Publicado em: 8 Fevereiro 2025

Por: Hervé Lancelin

Categoria: Crítica de arte

Tempo de leitura: 7 minutos

Lee Bae transforma o carvão em ouro negro com uma mestria absoluta. No seu atelier perto de Cheongdo, este artista coreano realiza uma metamorfose subtil: a do tempo em matéria. As suas obras monumentais e as suas pinturas meditativas criam espaços de contemplação que transcendem as fronteiras culturais.

Ouçam-me bem, bando de snobs! Se a matéria escura constitui 85% do universo segundo os astrofísicos, então Lee Bae (nascido em 1956) é indubitavelmente o seu grande sacerdote terrestre.

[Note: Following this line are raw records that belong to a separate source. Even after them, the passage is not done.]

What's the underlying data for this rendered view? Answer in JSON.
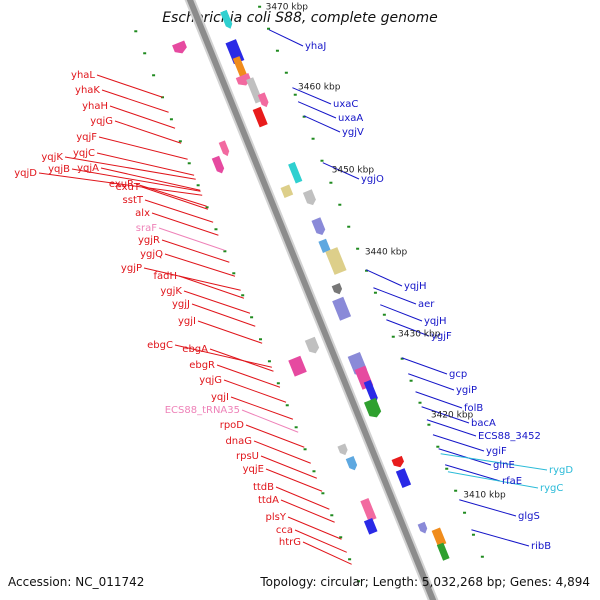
{
  "title": "Escherichia coli S88, complete genome",
  "footer": {
    "accession": "Accession: NC_011742",
    "summary": "Topology: circular; Length: 5,032,268 bp; Genes: 4,894"
  },
  "colors": {
    "left_labels": "#e0151b",
    "right_labels": "#1515c8",
    "rna_labels": "#ee82b8",
    "cyan_labels": "#2bbbd8",
    "backbone": "#8c8c8c",
    "tick_marks": "#1f8a1f"
  },
  "scale_labels": [
    {
      "id": "tick-3470",
      "text": "3470 kbp"
    },
    {
      "id": "tick-3460",
      "text": "3460 kbp"
    },
    {
      "id": "tick-3450",
      "text": "3450 kbp"
    },
    {
      "id": "tick-3440",
      "text": "3440 kbp"
    },
    {
      "id": "tick-3430",
      "text": "3430 kbp"
    },
    {
      "id": "tick-3420",
      "text": "3420 kbp"
    },
    {
      "id": "tick-3410",
      "text": "3410 kbp"
    }
  ],
  "left_genes": [
    "yhaL",
    "yhaK",
    "yhaH",
    "yqjG",
    "yqjF",
    "yqjC",
    "yqjK",
    "yqjB",
    "yqjD",
    "yqjA",
    "exuR",
    "exuT",
    "sstT",
    "alx",
    "sraF",
    "ygjR",
    "ygjQ",
    "ygjP",
    "fadH",
    "ygjK",
    "ygjJ",
    "ygjI",
    "ebgC",
    "ebgA",
    "ebgR",
    "yqjG",
    "yqjI",
    "ECS88_tRNA35",
    "rpoD",
    "dnaG",
    "rpsU",
    "yqjE",
    "ttdB",
    "ttdA",
    "plsY",
    "cca",
    "htrG"
  ],
  "right_genes": [
    "yhaJ",
    "uxaC",
    "uxaA",
    "ygjV",
    "ygjO",
    "yqjH",
    "aer",
    "yqjH",
    "ygjF",
    "gcp",
    "ygiP",
    "folB",
    "bacA",
    "ECS88_3452",
    "ygiF",
    "glnE",
    "rfaE",
    "rygD",
    "rygC",
    "glgS",
    "ribB"
  ]
}
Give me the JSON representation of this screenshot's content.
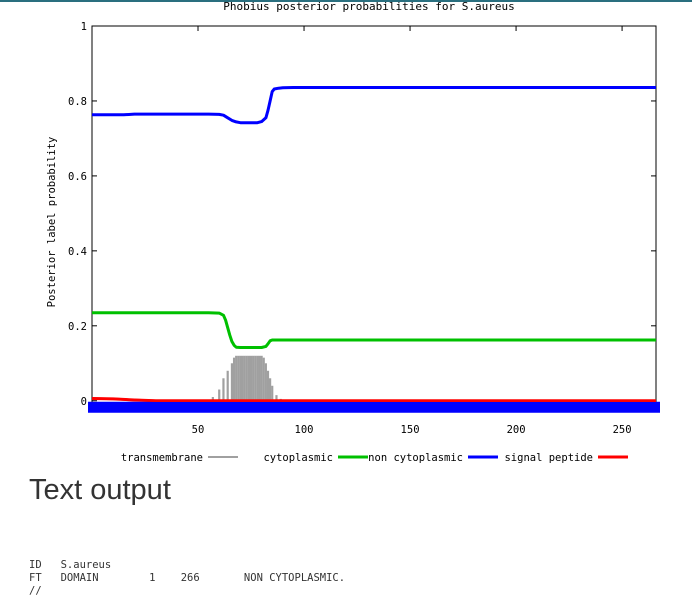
{
  "chart_data": {
    "type": "line",
    "title": "Phobius posterior probabilities for S.aureus",
    "xlabel": "",
    "ylabel": "Posterior label probability",
    "xlim": [
      0,
      266
    ],
    "ylim": [
      0,
      1
    ],
    "x_ticks": [
      50,
      100,
      150,
      200,
      250
    ],
    "y_ticks": [
      0,
      0.2,
      0.4,
      0.6,
      0.8,
      1
    ],
    "y_tick_labels": [
      "0",
      "0.2",
      "0.4",
      "0.6",
      "0.8",
      "1"
    ],
    "legend_position": "bottom",
    "series": [
      {
        "name": "transmembrane",
        "color": "#a0a0a0",
        "style": "impulses",
        "x": [
          57,
          60,
          62,
          64,
          66,
          67,
          68,
          69,
          70,
          71,
          72,
          73,
          74,
          75,
          76,
          77,
          78,
          79,
          80,
          81,
          82,
          83,
          84,
          85,
          87,
          89
        ],
        "y": [
          0.01,
          0.03,
          0.06,
          0.08,
          0.1,
          0.115,
          0.12,
          0.12,
          0.12,
          0.12,
          0.12,
          0.12,
          0.12,
          0.12,
          0.12,
          0.12,
          0.12,
          0.12,
          0.12,
          0.115,
          0.1,
          0.08,
          0.06,
          0.04,
          0.015,
          0.005
        ]
      },
      {
        "name": "cytoplasmic",
        "color": "#00c000",
        "style": "line",
        "x": [
          0,
          20,
          40,
          55,
          60,
          62,
          63,
          64,
          65,
          66,
          67,
          68,
          70,
          75,
          80,
          82,
          83,
          84,
          85,
          90,
          100,
          150,
          200,
          266
        ],
        "y": [
          0.235,
          0.235,
          0.235,
          0.235,
          0.234,
          0.228,
          0.215,
          0.195,
          0.175,
          0.158,
          0.148,
          0.143,
          0.142,
          0.142,
          0.142,
          0.145,
          0.152,
          0.16,
          0.162,
          0.162,
          0.162,
          0.162,
          0.162,
          0.162
        ]
      },
      {
        "name": "non cytoplasmic",
        "color": "#0000ff",
        "style": "line",
        "x": [
          0,
          15,
          20,
          40,
          55,
          60,
          62,
          64,
          66,
          68,
          70,
          78,
          80,
          82,
          83,
          84,
          85,
          86,
          88,
          90,
          95,
          100,
          150,
          200,
          266
        ],
        "y": [
          0.763,
          0.763,
          0.765,
          0.765,
          0.765,
          0.764,
          0.762,
          0.755,
          0.748,
          0.744,
          0.742,
          0.742,
          0.745,
          0.755,
          0.775,
          0.8,
          0.825,
          0.832,
          0.834,
          0.835,
          0.836,
          0.836,
          0.836,
          0.836,
          0.836
        ]
      },
      {
        "name": "signal peptide",
        "color": "#ff0000",
        "style": "line",
        "x": [
          0,
          10,
          20,
          30,
          266
        ],
        "y": [
          0.006,
          0.005,
          0.002,
          0.0,
          0.0
        ]
      }
    ]
  },
  "text_output": {
    "heading": "Text output",
    "lines": [
      "ID   S.aureus",
      "FT   DOMAIN        1    266       NON CYTOPLASMIC.",
      "//"
    ]
  },
  "colors": {
    "heading_text": "#333333",
    "top_border": "#2a6f7f",
    "axis": "#000000",
    "grid": "#000000"
  }
}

Já são mais de três décadas que este artista coreano transforma o carvão vegetal em cosmos, com a paciência de um alquimista e a precisão de um relojoeiro zen. No seu atelier perto de Cheongdo, a sua cidade natal, ou no seu refúgio parisiense no 19.º arrondissement, ele opera uma transmutação que vai muito além da simples transformação física da matéria: ele captura o tempo em si mesmo na densidade do carbono.

Não se enganem. Não é por acaso que este artista escolheu o carvão como meio preferido. Este encontro, acontecido em Paris em 1990 quando procurava um material económico para substituir a tinta demasiado cara, transformou-se numa revelação que continua a ressoar hoje. O carvão, na cultura tradicional coreana, não é apenas um simples combustível. É o guardião das casas, colocado sob as suas fundações para as proteger da humidade. É o purificador dos alimentos, adicionado ao doenjang e ao ganjang para preservar o sabor. É o protetor dos recém-nascidos, suspenso nas portas para afastar os maus espíritos. Lee soube transformar esta matéria humilde e quotidiana num veículo de transcendência artística.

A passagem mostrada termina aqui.